The only problem is that the macro ptrChar_m can work only with either a pointer or object of this structure and not the both.

Answer 5

We could hide the information behind some "accessor" functions:

// header
struct A;           // incomplete type
char *getPtr(struct A *);
const char *getCPtr(const struct A *);

// implementation
struct A { char *ptr };
char *getPtr(struct A *a) { return a->ptr; }
const char *getCPtr(const struct A *a) { return a->ptr; }

Answer 6

No, unless you change the struct definition to:

struct A
{
    const char *ptrChar;
};

Another convoluted solution that keeps the old struct definition intact, is to define a new struct with identical members, whose relevant pointer members are set to: points to const type. Then the function you are calling is changed to take the new struct. A wrapper function is defined that takes the old struct, does a member by member copy to the new struct and passes it to the function.

Answer 7

Can GCC warn me about modifying the fields of a const struct in C99?

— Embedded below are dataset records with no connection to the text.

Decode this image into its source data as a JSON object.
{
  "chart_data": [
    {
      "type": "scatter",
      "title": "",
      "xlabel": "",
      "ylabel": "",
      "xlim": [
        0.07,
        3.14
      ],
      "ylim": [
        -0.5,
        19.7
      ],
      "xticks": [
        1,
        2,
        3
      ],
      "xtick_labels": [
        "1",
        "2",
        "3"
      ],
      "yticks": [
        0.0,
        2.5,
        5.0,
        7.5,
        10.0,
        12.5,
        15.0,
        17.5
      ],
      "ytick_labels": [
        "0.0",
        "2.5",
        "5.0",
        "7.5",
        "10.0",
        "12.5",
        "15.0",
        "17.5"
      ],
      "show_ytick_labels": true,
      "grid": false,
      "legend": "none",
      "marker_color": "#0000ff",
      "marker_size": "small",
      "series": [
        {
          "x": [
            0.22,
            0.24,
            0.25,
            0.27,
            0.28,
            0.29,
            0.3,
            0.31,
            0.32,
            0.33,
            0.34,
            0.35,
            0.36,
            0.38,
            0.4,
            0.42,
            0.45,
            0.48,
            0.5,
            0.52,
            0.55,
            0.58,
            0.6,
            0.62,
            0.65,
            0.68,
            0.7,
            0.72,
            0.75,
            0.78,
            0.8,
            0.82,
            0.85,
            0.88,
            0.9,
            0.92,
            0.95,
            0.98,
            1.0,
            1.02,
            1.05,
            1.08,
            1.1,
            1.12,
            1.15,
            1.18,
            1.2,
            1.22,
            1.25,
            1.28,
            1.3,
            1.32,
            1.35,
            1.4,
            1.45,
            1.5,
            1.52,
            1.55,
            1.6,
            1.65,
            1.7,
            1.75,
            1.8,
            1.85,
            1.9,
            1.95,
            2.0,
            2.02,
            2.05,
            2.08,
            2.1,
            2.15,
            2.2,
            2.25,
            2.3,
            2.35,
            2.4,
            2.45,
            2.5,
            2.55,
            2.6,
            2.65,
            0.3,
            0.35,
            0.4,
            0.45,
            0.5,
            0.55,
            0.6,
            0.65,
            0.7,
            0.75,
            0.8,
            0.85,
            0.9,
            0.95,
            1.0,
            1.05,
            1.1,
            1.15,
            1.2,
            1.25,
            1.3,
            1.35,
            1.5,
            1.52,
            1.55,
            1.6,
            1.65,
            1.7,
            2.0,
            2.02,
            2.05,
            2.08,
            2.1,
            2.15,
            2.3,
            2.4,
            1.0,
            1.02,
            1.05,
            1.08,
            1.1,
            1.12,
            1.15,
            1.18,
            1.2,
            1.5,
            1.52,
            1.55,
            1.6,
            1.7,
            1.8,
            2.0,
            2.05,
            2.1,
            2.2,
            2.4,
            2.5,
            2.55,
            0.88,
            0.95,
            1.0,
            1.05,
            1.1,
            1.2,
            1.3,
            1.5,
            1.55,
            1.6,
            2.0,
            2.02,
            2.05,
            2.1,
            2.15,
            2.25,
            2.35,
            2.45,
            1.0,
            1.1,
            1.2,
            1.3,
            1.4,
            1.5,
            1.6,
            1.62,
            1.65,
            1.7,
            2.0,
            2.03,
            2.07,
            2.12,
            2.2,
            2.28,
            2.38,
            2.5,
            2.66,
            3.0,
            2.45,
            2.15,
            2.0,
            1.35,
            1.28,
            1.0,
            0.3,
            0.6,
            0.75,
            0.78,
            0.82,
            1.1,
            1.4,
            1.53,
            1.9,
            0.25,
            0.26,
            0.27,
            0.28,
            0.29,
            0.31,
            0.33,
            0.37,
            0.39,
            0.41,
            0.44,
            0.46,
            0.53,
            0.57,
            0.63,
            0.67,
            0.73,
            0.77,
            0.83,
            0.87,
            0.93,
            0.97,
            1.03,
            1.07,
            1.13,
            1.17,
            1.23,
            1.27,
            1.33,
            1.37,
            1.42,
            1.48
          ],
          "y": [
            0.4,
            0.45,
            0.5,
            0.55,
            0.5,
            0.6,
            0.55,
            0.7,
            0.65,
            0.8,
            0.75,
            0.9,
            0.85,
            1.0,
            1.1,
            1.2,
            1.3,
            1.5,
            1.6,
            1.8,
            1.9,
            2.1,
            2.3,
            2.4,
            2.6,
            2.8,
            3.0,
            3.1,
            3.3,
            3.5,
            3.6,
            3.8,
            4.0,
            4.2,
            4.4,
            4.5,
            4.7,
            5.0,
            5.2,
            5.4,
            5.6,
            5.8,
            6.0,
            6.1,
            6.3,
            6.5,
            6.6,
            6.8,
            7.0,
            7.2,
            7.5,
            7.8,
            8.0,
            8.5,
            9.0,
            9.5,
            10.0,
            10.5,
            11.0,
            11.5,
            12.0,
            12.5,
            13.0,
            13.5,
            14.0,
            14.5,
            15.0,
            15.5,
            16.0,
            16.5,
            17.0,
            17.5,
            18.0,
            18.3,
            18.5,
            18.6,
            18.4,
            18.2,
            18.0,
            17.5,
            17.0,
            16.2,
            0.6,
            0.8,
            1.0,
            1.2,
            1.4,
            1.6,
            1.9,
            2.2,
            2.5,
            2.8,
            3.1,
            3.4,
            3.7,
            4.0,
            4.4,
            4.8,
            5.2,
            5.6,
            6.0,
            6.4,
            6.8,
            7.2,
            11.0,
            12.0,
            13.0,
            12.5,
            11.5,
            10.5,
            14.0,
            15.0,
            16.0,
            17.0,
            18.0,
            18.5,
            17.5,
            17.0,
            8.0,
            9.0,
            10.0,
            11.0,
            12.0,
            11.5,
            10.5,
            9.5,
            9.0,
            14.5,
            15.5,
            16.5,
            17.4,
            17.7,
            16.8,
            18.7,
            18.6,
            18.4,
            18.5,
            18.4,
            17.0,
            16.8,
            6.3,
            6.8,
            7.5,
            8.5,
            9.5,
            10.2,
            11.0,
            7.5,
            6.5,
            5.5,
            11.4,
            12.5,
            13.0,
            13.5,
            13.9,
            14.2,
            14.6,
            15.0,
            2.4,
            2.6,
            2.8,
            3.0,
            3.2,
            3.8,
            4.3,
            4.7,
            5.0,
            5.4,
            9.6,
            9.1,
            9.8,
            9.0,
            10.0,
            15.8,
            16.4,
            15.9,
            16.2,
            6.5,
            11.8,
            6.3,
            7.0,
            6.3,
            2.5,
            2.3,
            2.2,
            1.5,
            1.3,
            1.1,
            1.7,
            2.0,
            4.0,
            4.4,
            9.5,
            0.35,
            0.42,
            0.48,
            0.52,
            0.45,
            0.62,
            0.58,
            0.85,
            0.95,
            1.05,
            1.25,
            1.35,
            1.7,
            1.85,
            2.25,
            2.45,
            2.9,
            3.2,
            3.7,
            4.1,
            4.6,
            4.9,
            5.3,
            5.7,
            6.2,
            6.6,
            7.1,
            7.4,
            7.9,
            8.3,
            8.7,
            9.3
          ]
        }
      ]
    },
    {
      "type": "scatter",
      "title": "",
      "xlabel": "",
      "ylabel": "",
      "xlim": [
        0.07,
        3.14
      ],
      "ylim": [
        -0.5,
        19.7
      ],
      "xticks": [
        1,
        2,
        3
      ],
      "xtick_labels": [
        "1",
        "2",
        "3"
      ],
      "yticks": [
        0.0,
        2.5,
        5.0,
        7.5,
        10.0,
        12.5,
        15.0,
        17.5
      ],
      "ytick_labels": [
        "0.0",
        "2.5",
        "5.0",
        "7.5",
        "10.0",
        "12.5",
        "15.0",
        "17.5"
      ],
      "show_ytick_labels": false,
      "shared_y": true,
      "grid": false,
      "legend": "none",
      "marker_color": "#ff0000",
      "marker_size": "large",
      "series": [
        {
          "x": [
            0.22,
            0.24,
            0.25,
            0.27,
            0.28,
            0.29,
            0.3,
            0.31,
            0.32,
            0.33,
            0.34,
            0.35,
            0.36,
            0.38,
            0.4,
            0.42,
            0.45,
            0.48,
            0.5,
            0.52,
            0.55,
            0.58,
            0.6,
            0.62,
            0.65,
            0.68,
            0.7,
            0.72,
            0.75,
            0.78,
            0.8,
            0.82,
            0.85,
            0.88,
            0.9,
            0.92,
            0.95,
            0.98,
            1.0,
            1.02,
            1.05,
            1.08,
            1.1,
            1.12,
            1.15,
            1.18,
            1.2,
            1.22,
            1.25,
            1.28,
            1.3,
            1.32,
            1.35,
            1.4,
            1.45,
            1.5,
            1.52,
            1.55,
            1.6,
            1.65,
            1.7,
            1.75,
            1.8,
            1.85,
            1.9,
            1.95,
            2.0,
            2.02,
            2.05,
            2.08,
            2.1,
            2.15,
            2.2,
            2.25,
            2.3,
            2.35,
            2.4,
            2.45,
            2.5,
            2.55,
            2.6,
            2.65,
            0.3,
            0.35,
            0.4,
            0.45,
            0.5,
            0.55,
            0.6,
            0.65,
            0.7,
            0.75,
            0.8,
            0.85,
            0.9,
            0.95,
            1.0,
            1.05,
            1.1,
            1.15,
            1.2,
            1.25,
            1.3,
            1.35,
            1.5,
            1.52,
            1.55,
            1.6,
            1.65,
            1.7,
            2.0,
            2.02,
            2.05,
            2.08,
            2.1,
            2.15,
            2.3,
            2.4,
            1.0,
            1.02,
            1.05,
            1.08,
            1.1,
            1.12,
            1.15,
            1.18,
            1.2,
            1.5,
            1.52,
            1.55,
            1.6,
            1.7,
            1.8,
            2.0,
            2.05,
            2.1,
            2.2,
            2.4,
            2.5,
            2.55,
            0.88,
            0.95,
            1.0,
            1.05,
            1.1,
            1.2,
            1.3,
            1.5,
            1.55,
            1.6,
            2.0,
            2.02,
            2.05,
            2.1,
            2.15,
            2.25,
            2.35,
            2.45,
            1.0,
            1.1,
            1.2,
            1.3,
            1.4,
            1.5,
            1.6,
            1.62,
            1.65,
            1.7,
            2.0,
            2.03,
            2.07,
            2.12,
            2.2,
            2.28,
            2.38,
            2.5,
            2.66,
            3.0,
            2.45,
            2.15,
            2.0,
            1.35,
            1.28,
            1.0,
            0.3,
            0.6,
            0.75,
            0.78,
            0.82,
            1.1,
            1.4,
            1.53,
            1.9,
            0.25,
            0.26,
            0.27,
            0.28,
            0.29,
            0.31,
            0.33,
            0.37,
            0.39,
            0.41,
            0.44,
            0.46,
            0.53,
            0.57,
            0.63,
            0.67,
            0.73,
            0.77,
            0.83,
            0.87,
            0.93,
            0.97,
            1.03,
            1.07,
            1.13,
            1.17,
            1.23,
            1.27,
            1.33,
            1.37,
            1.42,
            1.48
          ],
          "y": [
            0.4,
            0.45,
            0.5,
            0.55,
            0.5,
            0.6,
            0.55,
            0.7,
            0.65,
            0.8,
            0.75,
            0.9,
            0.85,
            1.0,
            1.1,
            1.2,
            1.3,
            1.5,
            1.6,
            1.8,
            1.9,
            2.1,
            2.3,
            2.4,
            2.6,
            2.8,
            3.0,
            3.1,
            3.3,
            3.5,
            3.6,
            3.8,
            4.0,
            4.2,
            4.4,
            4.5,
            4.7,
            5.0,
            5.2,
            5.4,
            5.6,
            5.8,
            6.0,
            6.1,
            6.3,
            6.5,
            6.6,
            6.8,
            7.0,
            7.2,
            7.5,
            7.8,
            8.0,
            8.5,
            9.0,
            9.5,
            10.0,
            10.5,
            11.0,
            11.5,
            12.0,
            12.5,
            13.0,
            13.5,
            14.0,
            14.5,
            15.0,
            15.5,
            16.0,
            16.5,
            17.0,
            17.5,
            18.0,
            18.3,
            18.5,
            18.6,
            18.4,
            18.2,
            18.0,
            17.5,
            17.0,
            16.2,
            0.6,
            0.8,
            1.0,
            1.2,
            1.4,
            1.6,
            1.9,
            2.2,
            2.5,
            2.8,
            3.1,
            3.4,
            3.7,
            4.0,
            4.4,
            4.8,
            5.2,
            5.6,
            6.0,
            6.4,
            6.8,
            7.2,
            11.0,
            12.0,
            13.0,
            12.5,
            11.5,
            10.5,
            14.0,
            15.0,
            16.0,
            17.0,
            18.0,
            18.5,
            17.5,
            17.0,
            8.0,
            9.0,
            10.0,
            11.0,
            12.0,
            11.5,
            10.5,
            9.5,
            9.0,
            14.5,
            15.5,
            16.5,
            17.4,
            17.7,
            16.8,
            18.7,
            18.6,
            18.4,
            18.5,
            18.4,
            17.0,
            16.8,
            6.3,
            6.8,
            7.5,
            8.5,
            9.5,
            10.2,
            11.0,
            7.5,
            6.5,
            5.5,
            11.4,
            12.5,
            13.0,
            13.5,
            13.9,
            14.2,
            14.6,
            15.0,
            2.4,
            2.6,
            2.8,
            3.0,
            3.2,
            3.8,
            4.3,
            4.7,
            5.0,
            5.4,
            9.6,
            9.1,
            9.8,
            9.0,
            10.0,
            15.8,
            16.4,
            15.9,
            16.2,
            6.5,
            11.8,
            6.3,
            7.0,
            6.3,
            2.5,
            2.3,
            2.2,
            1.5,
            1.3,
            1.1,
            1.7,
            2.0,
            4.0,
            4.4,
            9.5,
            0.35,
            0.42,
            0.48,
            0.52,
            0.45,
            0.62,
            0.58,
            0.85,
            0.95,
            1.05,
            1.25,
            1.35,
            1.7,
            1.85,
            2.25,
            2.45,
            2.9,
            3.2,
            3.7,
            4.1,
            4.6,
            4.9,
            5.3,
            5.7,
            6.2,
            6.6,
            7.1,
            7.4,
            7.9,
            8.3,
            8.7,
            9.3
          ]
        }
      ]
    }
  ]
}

You are not modifying the fields of a const struct.

A value of struct A contains a pointer to a non-const char. ptrA is a pointer to a const struct A. So you can't change the struct A value at *ptrA. So you can't change the pointer to char at (*ptrA).Char aka ptrA->ptrChar. But you are changing the value at where ptrA->ptrChar points, ie the value at *(ptrA->Char) aka ptrA->Char[0]. The only consts here are struct As and you're not changing a struct A so what exacty is "not desired"?

If you don't want to allow change to the value at where a struct A's Char field points (via that struct A) then use

struct A
{
    const char *ptrChar; // or char const *ptrChar;
};

But maybe what you think you are doing in f is something like

void f(const struct A *ptrA)
{
    const char c = 'A';
    ptrA->ptrChar = &c;
}

Which will get an error from the compiler.